Campingplätze ziehen nicht nur Übernachtungsgäste an. Sie überzeugen auch als Event Location mit abwechslungsreichem Kulturprogramm sowie als Gastronomiebetriebe. Das «Pier 11» auf dem TCS Camping Solothurn beispielsweise ist seit fünf Jahren ein fester Wert im gastronomischen Angebot der Stadt. Auch die «Gartäbeiz Eymatt 62» in Bern wird regelmässig von Gästen aus den umliegenden Wohnquartieren besucht. Daniel Graf, TCS-Mediensprecher, bestätigt: «Viele unserer Gastronomiebetriebe erwirtschaften 80 Prozent des Umsatzes mit Campingplatz-externen Gästen.»

(Riccarda Frei) 

*Glamping ist eine Wortschöpfung aus Glamour und Camping. Sie bezeichnet eine Art des Campings, bei der das Naturerlebnis mit einem gewissen Luxus verbunden ist.


Interview mit Thomas Erne

HGZ: Die Stiftung Cerebral arbeitet mit TCS Camping zusammen. Wie sieht diese Zusammenarbeit konkret aus?
Thomas Erne: Wir finanzieren behindertengerechte Bungalows und beraten den TCS im Bereich Barrierefreiheit. Die Zusammenarbeit ist langfristig. In den nächsten Jahren werden wir das Netz an barrierefreien Bungalows auf die ganze Schweiz erweitern.

Wieso setzen Sie sich dafür ein, dass Menschen mit einer Behinderung Campingferien machen können? 
Als Familie gemeinsam Urlaub in der Natur zu verbringen, ist ein grosses Bedürfnis und sehr beliebt. Auch Familien mit Angehörigen mit einer Beeinträchtigung möchten das Gefühl von Freiheit und Abenteuer in der Natur als Gemeinschaftserlebnis haben. Dank der Zusammenarbeit mit dem TCS können wir das ermöglichen.

Wie muss ein Campingplatz sein, damit er sich für Menschen mit einer cerebralen Lähmung eignet?
Geografisch sind kaum Grenzen gesetzt. Wichtig ist, dass der Leiter der Campinganlage und seine Mitarbeitenden Verständnis für die Anliegen von Menschen mit einer Beeinträchtigung zeigen. Dieses Verständnis ist bei den TCS-Campingplätzen sehr ausgeprägt. Deshalb fühlen sich unsere Familien dort sehr wohl.

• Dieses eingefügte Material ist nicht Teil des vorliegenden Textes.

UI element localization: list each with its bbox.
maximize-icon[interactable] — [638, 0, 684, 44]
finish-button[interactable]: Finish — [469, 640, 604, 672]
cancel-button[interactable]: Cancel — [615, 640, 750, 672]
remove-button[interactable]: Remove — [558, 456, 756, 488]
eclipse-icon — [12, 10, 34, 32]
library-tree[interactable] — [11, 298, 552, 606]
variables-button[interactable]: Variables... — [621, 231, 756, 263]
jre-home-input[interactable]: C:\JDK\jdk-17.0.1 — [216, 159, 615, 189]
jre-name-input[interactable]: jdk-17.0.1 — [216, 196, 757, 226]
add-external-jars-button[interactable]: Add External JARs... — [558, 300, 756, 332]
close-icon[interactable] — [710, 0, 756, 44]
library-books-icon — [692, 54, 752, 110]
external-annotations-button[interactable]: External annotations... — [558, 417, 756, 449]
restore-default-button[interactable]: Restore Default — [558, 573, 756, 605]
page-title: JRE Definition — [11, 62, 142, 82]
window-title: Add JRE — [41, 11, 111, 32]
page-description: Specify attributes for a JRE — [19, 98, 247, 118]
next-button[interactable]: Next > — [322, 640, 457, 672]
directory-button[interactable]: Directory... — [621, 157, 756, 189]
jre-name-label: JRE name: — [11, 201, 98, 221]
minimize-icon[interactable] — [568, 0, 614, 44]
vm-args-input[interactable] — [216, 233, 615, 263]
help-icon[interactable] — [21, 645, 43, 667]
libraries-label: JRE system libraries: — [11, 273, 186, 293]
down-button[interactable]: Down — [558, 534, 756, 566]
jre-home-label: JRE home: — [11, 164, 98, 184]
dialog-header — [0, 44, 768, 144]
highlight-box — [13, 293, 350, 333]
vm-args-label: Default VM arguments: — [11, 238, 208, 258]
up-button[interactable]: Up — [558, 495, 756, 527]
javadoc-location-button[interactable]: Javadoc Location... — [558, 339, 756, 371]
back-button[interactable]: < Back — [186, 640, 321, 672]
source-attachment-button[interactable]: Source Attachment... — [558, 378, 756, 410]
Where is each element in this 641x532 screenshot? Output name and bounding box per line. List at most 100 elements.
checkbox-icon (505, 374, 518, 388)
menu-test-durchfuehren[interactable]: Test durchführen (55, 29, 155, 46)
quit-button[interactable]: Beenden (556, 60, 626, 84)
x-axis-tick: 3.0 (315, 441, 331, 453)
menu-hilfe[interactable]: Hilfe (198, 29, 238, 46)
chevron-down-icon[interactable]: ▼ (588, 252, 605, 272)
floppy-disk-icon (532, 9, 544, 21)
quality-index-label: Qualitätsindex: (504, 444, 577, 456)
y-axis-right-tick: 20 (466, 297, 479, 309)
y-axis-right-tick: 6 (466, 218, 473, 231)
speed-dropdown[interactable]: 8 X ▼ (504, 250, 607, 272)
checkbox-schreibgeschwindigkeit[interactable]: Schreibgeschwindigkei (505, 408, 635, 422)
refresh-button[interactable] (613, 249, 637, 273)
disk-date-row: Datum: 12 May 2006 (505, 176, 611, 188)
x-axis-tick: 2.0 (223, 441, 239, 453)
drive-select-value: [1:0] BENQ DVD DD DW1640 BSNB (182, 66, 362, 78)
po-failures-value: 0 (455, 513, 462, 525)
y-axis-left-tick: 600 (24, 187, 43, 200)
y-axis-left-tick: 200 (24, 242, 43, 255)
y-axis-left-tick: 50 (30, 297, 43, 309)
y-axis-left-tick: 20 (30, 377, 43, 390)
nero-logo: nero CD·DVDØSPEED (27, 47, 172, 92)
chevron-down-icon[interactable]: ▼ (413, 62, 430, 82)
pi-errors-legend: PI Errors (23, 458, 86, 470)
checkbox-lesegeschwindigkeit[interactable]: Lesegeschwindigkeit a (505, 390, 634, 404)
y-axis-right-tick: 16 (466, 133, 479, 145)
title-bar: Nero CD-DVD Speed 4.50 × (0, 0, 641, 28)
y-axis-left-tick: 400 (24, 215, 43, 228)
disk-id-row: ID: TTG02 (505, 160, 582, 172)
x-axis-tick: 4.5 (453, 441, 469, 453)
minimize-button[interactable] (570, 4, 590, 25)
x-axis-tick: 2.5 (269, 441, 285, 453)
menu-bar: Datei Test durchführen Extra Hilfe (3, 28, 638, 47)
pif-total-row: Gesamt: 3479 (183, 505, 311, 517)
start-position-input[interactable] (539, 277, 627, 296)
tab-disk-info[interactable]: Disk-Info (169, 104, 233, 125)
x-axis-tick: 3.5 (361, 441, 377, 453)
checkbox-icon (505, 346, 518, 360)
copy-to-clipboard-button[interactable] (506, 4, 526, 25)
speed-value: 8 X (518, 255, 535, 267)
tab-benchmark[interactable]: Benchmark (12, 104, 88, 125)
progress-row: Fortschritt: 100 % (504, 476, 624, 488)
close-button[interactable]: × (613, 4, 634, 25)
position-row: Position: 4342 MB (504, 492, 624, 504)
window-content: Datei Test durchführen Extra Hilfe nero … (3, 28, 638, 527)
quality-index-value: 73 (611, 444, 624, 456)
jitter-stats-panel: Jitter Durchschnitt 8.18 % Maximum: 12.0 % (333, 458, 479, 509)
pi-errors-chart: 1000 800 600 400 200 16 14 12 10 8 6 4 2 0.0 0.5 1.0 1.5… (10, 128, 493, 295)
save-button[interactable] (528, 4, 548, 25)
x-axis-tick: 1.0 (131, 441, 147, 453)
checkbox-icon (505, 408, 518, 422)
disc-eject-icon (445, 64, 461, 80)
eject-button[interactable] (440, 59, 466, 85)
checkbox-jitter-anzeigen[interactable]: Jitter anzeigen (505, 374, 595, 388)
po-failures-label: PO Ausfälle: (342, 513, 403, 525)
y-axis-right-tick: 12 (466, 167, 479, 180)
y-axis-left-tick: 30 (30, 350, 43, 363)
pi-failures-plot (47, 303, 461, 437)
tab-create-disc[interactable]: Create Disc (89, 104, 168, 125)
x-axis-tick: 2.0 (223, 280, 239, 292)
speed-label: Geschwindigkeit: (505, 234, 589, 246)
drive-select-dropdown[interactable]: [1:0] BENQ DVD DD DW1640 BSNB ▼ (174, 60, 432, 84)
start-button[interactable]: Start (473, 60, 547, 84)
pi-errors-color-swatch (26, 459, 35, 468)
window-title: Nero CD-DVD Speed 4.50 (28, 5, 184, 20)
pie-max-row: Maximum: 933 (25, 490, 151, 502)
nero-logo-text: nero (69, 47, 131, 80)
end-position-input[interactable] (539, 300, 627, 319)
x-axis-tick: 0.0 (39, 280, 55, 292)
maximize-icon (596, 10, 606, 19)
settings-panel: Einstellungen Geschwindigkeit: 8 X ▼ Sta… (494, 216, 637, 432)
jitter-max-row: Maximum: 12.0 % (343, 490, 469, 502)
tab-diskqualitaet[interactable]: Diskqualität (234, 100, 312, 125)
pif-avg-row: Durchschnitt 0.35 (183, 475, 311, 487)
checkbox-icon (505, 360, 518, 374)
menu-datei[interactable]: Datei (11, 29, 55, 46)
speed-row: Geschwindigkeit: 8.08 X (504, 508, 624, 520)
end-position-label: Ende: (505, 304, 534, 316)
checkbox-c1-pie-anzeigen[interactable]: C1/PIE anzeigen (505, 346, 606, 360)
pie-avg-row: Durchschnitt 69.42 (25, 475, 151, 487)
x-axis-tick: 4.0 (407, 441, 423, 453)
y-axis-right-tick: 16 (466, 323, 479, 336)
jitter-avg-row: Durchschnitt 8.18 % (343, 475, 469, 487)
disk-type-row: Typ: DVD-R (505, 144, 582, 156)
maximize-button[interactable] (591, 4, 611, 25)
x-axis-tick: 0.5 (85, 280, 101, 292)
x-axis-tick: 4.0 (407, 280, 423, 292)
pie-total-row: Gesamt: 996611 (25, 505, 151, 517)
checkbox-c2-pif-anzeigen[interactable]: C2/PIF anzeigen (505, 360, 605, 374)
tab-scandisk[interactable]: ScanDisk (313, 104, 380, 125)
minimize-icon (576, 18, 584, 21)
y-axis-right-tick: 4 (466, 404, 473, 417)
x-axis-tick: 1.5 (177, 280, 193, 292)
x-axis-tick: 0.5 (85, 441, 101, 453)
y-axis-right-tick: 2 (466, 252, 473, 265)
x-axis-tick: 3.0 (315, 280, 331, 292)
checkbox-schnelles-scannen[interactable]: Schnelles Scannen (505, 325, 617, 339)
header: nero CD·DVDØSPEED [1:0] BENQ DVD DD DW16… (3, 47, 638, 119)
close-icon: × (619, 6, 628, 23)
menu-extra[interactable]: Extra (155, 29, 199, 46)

Wie sind die Reaktionen auf das Campingangebot? 
Die betroffenen Familien sind vom Angebot begeistert. Bereits ein Jahr nach Eröffnung der Bungalows am Vierwaldstättersee waren sie im Sommer zu über 90 Prozent ausgelastet. Diese Familien sind sehr loyale Gäste, die gerne immer wieder an Orte zurückkehren, wo sie wissen, dass die nötige Infrastruktur und die Gastfreundschaft stimmen. 

Zur Person
Thomas Erne ist seit 2017 Geschäftsleiter der Schweizerischen Stiftung für das cerebral gelähmte Kind (Stiftung Cerebral). Ursprünglich war er im Tourismus tätig. Zuletzt als Geschäftsführer der Bielersee-Schifffahrts-Gesellschaft.


Zahlen und Fakten 

3 364 000 Logiernächte werden pro Jahr auf Schweizer Campingplätzen erwirtschaftet. 

Zwei Drittel der Logiernächte werden von inländischen Touristen generiert.

989 000 Logiernächte stammen von europäischen Touristen. Die Gäste aus Deutschland machen mit knapp 410 000 Logiernächten den grössten Markt aus. Die zweit wichtigste Gästegruppe stammt aus den Niederlanden. Auf sie entfallen 218 000 Logiernächte.

2,9 Tage beträgt die durchschnittliche Aufenthaltsdauer auf einem Schweizer Campingplatz. Mit einer Aufenthaltsdauer von 3,8 Tagen verweilen die Gäste aus dem Fürstentum Liechtenstein am längsten auf den Campingplätzen. Gäste aus den Niederlanden bleiben im Schnitt 3,3 Tage und Gäste aus Portugal und der Schweiz 3,1 Tage.